Bisnis.com, JAKARTA - Serikat pekerja menolak aturan kemasan polos rokok dari Kementerian Kesehatan (Kemenkes) karena berisiko mematikan industri tembakau.
Ketua Umum Federasi Serikat Pekerja Rokok Tembakau Makanan Minuman - Serikat Pekerja Seluruh Indonesia (FSP RTMM–SPSI), Sudarto menolak aturan untuk menghilangkan identitas merek dari kemasan rokok.
Menurutnya, penyeragaman kemasan rokok tanpa identitas merek merupakan pelanggaran terhadap Hak atas Kekayaan Intelektual (HAKI). Identitas merek yang telah mendapatkan sertifikat HAKI merupakan bentuk perlindungan hukum pada pelaku usaha untuk melindungi produk dan identitas mereknya.
"Aturan kemasan rokok tanpa identitas merek ini tidak hanya mengancam industri rokok, tetapi juga pada sektor tembakau yang berkaitan mulai dari hulu yaitu petani tembakau dan cengkih serta pekerja, hingga hilirnya yaitu pedagang ritel," kata Sudarto dalam keterangannya, Kamis (31/10/2024).
Dia menambahkan Kemenkes telah melakukan modifikasi terhadap Rancangan Permenkes tersebut, tetapi tidak mengakomodasi masukan dari serikat pekerja dan tetap mendorong klausul penyeragaman kemasan rokok tanpa identitas merek.

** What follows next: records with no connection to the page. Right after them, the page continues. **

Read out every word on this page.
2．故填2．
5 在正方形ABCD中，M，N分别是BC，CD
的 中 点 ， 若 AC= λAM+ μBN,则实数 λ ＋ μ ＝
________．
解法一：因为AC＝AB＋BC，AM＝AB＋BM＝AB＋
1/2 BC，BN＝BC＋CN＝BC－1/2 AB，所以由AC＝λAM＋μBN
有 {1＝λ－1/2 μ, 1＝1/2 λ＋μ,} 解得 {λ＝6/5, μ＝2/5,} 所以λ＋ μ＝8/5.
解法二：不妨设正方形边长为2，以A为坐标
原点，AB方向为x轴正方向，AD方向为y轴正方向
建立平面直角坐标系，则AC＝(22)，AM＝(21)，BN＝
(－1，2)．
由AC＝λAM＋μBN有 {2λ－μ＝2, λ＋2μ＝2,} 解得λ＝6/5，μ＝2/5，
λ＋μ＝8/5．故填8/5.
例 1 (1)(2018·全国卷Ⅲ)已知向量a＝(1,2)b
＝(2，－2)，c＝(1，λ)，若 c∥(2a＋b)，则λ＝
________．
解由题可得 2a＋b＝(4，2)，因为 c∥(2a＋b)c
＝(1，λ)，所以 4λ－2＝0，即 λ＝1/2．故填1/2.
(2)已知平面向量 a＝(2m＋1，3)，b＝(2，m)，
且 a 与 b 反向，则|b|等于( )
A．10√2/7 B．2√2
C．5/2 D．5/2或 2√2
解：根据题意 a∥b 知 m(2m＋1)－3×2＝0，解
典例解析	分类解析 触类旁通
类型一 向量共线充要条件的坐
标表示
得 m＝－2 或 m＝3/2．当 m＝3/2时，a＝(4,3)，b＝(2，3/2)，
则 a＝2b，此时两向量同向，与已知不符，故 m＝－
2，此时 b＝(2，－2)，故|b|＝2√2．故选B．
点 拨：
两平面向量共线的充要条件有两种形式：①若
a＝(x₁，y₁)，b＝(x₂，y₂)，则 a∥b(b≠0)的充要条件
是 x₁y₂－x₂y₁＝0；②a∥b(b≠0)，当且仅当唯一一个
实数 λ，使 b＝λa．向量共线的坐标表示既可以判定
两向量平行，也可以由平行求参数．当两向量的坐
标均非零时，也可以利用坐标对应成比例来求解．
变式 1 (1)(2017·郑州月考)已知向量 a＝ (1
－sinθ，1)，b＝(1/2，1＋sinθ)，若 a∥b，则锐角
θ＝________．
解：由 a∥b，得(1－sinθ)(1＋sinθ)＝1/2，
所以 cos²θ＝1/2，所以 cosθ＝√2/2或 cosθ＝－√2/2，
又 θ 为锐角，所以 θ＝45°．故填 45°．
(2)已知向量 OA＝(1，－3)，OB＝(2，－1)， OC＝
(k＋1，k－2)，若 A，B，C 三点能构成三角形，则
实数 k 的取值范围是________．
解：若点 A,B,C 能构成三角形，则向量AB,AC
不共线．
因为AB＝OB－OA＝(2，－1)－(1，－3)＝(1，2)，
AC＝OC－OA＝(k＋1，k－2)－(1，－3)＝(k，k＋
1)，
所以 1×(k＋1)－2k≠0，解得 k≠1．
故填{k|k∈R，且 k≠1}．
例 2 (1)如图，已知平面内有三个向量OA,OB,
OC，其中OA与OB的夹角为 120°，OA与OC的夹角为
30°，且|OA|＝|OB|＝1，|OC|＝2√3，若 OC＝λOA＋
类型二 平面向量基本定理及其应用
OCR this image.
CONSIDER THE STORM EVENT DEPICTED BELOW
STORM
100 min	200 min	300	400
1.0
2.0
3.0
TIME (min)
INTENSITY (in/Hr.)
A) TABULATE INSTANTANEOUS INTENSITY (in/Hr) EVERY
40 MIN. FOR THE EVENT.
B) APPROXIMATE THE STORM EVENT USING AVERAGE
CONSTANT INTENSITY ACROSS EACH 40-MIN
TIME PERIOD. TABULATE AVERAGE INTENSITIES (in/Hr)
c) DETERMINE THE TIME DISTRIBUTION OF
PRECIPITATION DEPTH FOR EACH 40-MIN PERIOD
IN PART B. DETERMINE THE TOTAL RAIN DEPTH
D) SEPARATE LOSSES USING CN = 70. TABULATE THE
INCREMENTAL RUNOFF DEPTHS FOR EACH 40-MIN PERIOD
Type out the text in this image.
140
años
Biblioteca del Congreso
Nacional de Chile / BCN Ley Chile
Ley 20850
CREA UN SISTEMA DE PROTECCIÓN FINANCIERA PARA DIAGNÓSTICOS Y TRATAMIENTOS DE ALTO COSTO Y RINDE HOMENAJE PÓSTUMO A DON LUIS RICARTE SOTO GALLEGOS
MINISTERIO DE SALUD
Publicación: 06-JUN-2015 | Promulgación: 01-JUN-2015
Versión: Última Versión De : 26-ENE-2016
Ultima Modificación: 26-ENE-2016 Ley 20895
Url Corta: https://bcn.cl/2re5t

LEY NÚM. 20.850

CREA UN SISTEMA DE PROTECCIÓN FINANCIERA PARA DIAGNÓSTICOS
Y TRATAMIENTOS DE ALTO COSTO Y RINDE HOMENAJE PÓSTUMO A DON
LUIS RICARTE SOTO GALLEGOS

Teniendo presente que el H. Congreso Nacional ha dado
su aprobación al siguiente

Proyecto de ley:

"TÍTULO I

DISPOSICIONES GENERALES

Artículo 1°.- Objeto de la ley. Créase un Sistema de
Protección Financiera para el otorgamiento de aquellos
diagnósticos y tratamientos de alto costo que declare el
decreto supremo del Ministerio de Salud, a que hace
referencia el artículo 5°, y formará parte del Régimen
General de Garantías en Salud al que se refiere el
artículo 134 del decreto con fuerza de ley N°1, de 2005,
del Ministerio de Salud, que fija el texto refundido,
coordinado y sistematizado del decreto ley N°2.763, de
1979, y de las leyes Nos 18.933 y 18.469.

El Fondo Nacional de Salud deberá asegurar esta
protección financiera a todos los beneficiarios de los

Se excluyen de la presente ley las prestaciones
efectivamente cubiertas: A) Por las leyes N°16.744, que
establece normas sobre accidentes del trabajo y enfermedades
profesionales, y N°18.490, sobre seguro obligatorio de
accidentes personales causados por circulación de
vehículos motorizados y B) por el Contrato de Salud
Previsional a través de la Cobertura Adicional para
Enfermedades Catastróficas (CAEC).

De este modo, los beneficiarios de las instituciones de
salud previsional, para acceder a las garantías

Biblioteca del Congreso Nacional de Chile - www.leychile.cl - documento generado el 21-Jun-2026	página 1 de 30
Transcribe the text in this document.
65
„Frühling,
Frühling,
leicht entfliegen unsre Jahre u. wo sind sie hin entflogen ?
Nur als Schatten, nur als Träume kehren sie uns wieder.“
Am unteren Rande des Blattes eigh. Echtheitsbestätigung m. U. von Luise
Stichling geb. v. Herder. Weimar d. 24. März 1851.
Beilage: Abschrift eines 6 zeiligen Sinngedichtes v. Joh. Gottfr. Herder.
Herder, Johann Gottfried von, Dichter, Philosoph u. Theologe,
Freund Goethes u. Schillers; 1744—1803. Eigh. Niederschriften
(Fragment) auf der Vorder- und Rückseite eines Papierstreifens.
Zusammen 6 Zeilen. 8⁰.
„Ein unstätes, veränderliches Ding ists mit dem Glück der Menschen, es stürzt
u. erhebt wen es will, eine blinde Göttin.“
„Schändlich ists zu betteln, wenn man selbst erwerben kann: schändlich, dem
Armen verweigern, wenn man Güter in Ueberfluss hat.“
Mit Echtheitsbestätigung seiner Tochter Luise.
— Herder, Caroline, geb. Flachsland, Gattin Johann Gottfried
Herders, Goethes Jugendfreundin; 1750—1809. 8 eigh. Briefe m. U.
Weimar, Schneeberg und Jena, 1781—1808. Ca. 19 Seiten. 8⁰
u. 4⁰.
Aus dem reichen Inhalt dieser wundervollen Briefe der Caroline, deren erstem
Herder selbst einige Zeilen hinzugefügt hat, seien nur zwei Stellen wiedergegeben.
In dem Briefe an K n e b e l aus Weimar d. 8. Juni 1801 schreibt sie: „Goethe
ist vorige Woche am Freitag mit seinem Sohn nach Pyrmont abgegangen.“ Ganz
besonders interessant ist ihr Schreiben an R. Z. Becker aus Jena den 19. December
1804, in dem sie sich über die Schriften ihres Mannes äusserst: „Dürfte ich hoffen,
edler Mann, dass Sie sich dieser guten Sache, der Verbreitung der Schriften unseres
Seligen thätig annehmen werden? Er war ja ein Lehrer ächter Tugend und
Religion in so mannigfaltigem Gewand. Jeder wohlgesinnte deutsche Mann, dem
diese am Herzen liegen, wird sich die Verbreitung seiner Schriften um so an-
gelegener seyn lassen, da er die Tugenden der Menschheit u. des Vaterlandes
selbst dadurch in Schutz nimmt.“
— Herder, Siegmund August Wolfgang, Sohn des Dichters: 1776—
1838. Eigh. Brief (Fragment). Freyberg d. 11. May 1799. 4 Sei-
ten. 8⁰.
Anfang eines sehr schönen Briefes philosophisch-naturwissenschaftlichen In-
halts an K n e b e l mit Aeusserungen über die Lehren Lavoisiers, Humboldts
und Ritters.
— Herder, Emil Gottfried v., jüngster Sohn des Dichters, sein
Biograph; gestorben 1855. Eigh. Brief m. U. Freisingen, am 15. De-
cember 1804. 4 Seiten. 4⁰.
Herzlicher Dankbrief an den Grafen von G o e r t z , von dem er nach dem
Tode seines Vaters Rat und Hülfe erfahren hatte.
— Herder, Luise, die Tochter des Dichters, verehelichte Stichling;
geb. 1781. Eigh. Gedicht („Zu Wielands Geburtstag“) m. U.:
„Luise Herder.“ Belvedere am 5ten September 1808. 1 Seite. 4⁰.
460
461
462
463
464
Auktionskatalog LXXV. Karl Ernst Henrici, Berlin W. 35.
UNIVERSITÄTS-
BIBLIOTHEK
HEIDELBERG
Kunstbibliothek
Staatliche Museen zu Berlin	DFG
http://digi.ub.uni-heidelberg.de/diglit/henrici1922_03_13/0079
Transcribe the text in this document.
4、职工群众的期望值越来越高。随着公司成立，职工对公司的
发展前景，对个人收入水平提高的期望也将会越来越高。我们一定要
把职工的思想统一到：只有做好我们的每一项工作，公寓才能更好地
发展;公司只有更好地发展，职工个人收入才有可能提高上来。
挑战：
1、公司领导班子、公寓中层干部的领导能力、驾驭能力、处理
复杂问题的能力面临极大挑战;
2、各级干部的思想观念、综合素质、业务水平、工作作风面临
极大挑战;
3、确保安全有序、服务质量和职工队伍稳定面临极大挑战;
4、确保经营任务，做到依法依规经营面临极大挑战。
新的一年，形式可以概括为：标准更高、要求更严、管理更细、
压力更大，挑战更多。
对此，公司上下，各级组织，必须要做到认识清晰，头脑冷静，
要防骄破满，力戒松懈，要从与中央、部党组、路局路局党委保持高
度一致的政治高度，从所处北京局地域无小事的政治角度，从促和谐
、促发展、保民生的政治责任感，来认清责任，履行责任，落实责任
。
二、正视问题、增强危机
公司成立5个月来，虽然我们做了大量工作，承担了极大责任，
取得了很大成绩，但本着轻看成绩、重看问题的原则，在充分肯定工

Sebelumnya, FSP RTMM–SPSI telah melakukan aksi unjuk rasa dan akhirnya diterima untuk berdiskusi di kantor Kemenkes. Pihaknya sudah memberikan penjelasan terkait dampak yang akan dihadapi oleh pekerja tembakau jika penyeragaman terhadap kemasan rokok diberlakukan.
Baca Juga
Namun, lanjutnya, Kemenkes tetap memasukkan pasal–pasal yang mewajibkan penyeragaman kemasan rokok tanpa identitas merek. Dalam rancangan terbaru, kemasan rokok seolah diperkenankan menuliskan merek dan mencantumkan logo.
Hanya saja, identitas merek seperti huruf, warna, dan berbagai ciri khas lainnya diwajibkan untuk diseragamkan sehingga tidak ada pembeda antara satu merek dengan merek lainnya.
Sudarto menegaskan bahwa aturan ini sangat dipaksakan dan terburu–buru dalam proses formulasi, terlebih saat pemerintahan Prabowo Subianto-Gibran Rakabuming Raka yang baru dilantik beberapa hari ini.
“Aturan ini justru akan menekan ekonomi sektor pertembakauan hingga ancaman pemutusan hubungan kerja [PHK] yang besar,” ujarnya.